Manual test = Secure the ankle by stabilising the calcaneus and with the other hand feel the peroneal tendons while testing resisted eversion. (Reverse of the Tibialis Anterior test)
Peroneal Snapping = DF & PF the ankle with the foot everted and palpate for 'snapping' of the peroneal tendons over the lateral malleolus
Test for ankle stability using the anterior draw and tilt tests. In the acute trauma situation pain makes these difficult. Sometimes local anaesthetic injection into damaged ligaments or the lateral popliteal nerve makes stress testing easier. When doing the tilt test, hold the talus at the neck, rather than the heel, as then you can be sure that any tilt is in the ankle not the subtalar joint. Instability of the syndesmosis may be palpable, usually on A-P translation of the distal fibula or valgus stress of the ankle.
FIBULAR DRAW TEST
When attempting to displace the fibula anteriorly in an uninjured ankle, the examiner cannot elicit movement; - in a normal ankle the examiner frequently can feel movement when he attempts to displace the fibula posteriorly; - rarely can he initiate an increase in anterior displacement of the fibula in pts who have sustained injures to the ligamenotuos structures supporting the syndesmosis; - w/ sprain, the examiner can initiate increase in posterior displacement which usually reproduces pain;
CORONAL DRAWER TEST
talar motion in the coronal plane is another indication of syndesmotic widening.

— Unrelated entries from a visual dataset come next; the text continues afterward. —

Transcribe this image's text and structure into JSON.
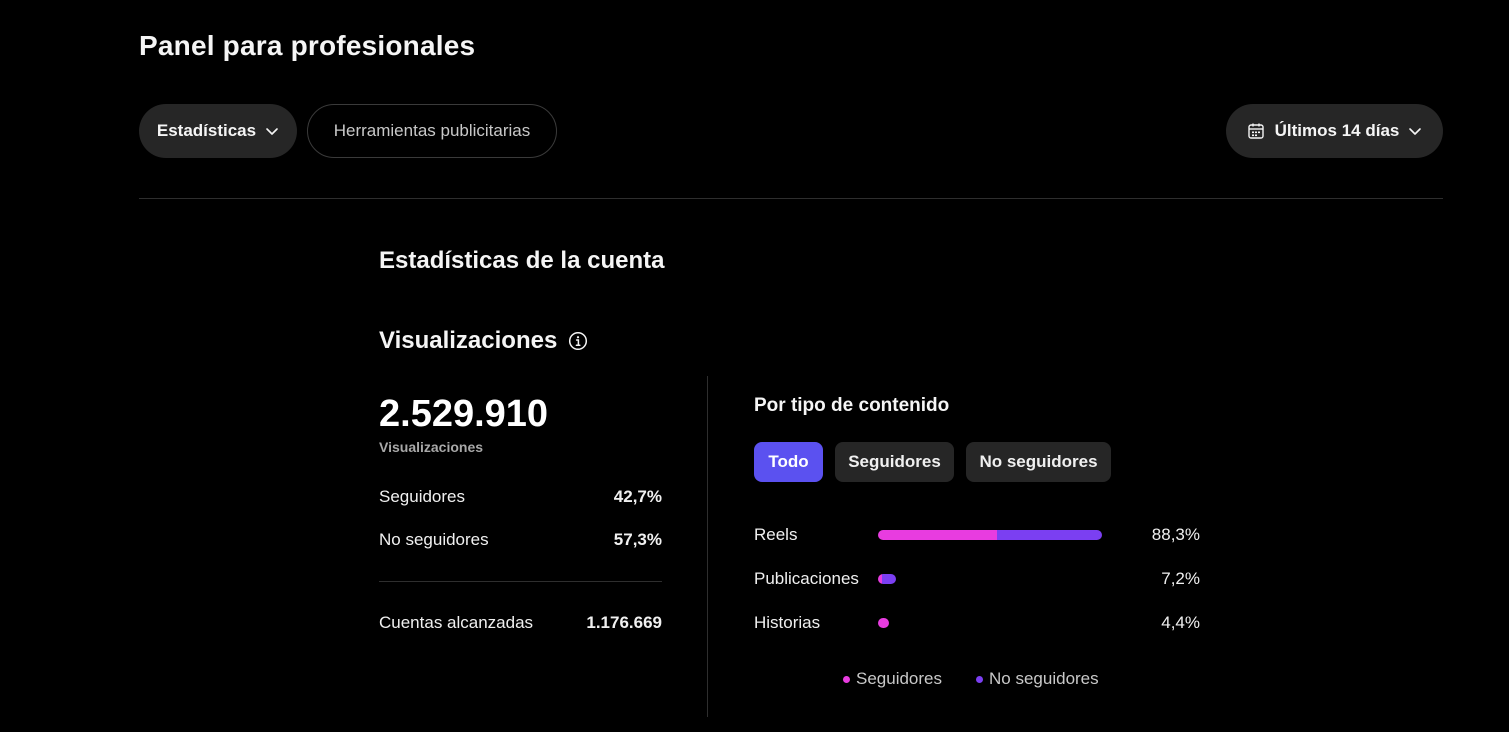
{
  "header": {
    "title": "Panel para profesionales"
  },
  "toolbar": {
    "stats_label": "Estadísticas",
    "ads_tools_label": "Herramientas publicitarias",
    "date_range_label": "Últimos 14 días"
  },
  "account": {
    "section_title": "Estadísticas de la cuenta",
    "metric_title": "Visualizaciones",
    "total_views": "2.529.910",
    "total_views_caption": "Visualizaciones",
    "breakdown": [
      {
        "label": "Seguidores",
        "value": "42,7%"
      },
      {
        "label": "No seguidores",
        "value": "57,3%"
      }
    ],
    "reach": {
      "label": "Cuentas alcanzadas",
      "value": "1.176.669"
    }
  },
  "content": {
    "title": "Por tipo de contenido",
    "filters": [
      "Todo",
      "Seguidores",
      "No seguidores"
    ],
    "selected_filter": "Todo",
    "colors": {
      "followers": "#e83ce0",
      "non_followers": "#7b3ff2",
      "accent": "#5b51f0"
    },
    "rows": [
      {
        "label": "Reels",
        "pct_label": "88,3%",
        "total": 88.3,
        "followers_share": 0.53
      },
      {
        "label": "Publicaciones",
        "pct_label": "7,2%",
        "total": 7.2,
        "followers_share": 0.2
      },
      {
        "label": "Historias",
        "pct_label": "4,4%",
        "total": 4.4,
        "followers_share": 1.0
      }
    ],
    "legend": [
      "Seguidores",
      "No seguidores"
    ]
  }
}
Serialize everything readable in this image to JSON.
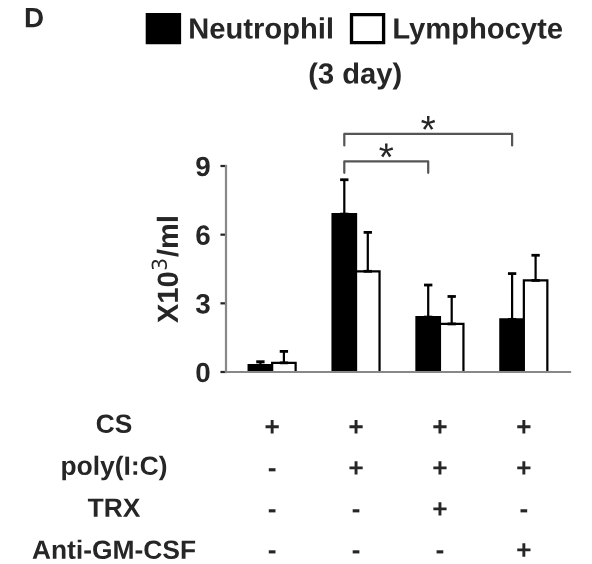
{
  "chart_data": {
    "type": "bar",
    "title": "(3 day)",
    "ylabel": "X10$^{3}$/ml",
    "categories": [
      "+\n-\n-\n-",
      "+\n+\n-\n-",
      "+\n+\n+\n-",
      "+\n+\n-\n+"
    ],
    "series": [
      {
        "name": "Neutrophil",
        "color": "#000000",
        "values": [
          0.3,
          6.9,
          2.4,
          2.3
        ],
        "errors": [
          0.15,
          1.5,
          1.4,
          2.0
        ]
      },
      {
        "name": "Lymphocyte",
        "color": "#ffffff",
        "values": [
          0.4,
          4.4,
          2.1,
          4.0
        ],
        "errors": [
          0.5,
          1.7,
          1.2,
          1.1
        ]
      }
    ],
    "ylim": [
      0,
      9
    ],
    "yticks": [
      0,
      3,
      6,
      9
    ],
    "grid": false,
    "legend": "top",
    "annotations": [
      "D",
      "CS",
      "poly(I:C)",
      "TRX",
      "Anti-GM-CSF",
      "*",
      "*"
    ]
  }
}
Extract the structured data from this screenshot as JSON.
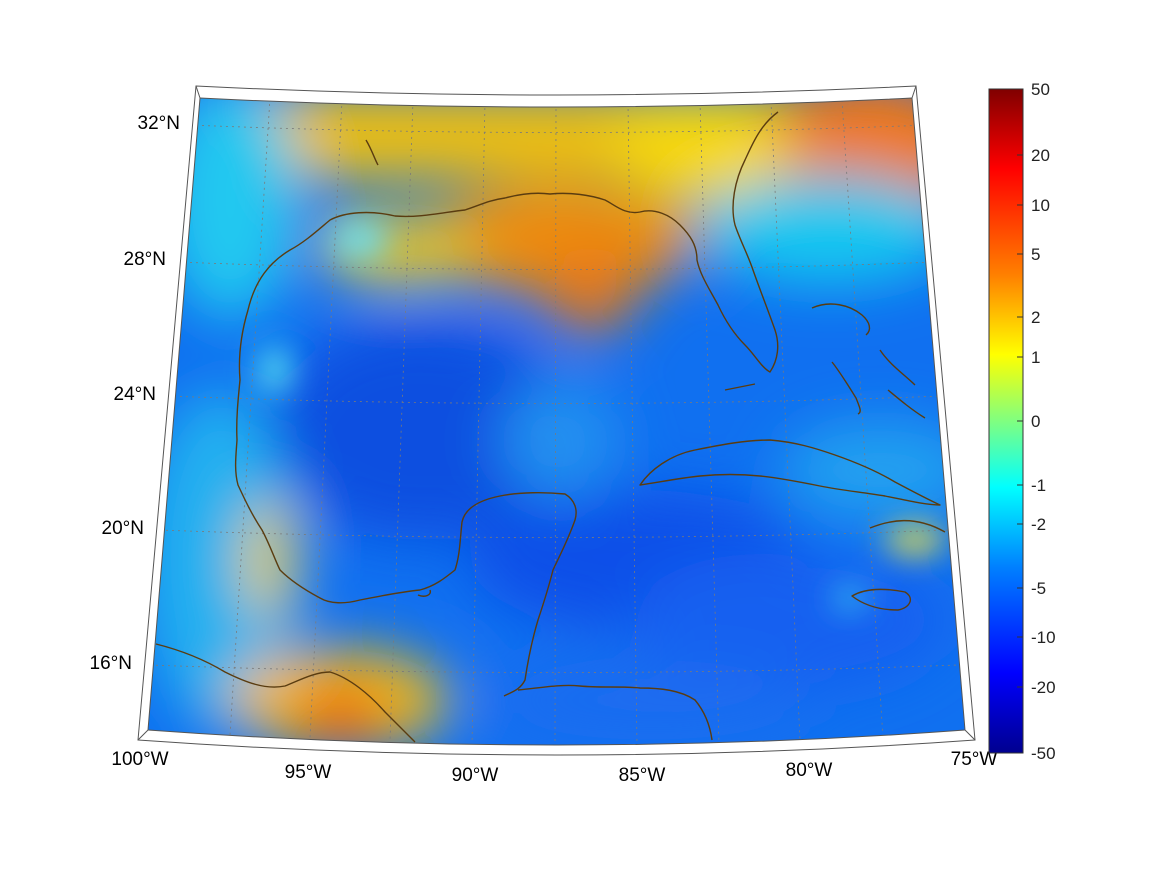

clinical test for syndesmotic instability; - w/ positive test, compression of the proximal calf causes pain at the distal syndesmosis; - anatomically, squeezing the proximal calf will cause separation of the distal fibula and specifically will cause separation of the anterior tibiofibular ligament
Note the position of the heel when standing on a 2cm block. Then get the patient to stand with the forefoot over the medial edge. If a varus remains then the subtalar joint is fixed. If it corrects to valgus then the joint is mobile.
Lie the patient prone and squeeze the calf to elicit movement at the ankle = intact TA.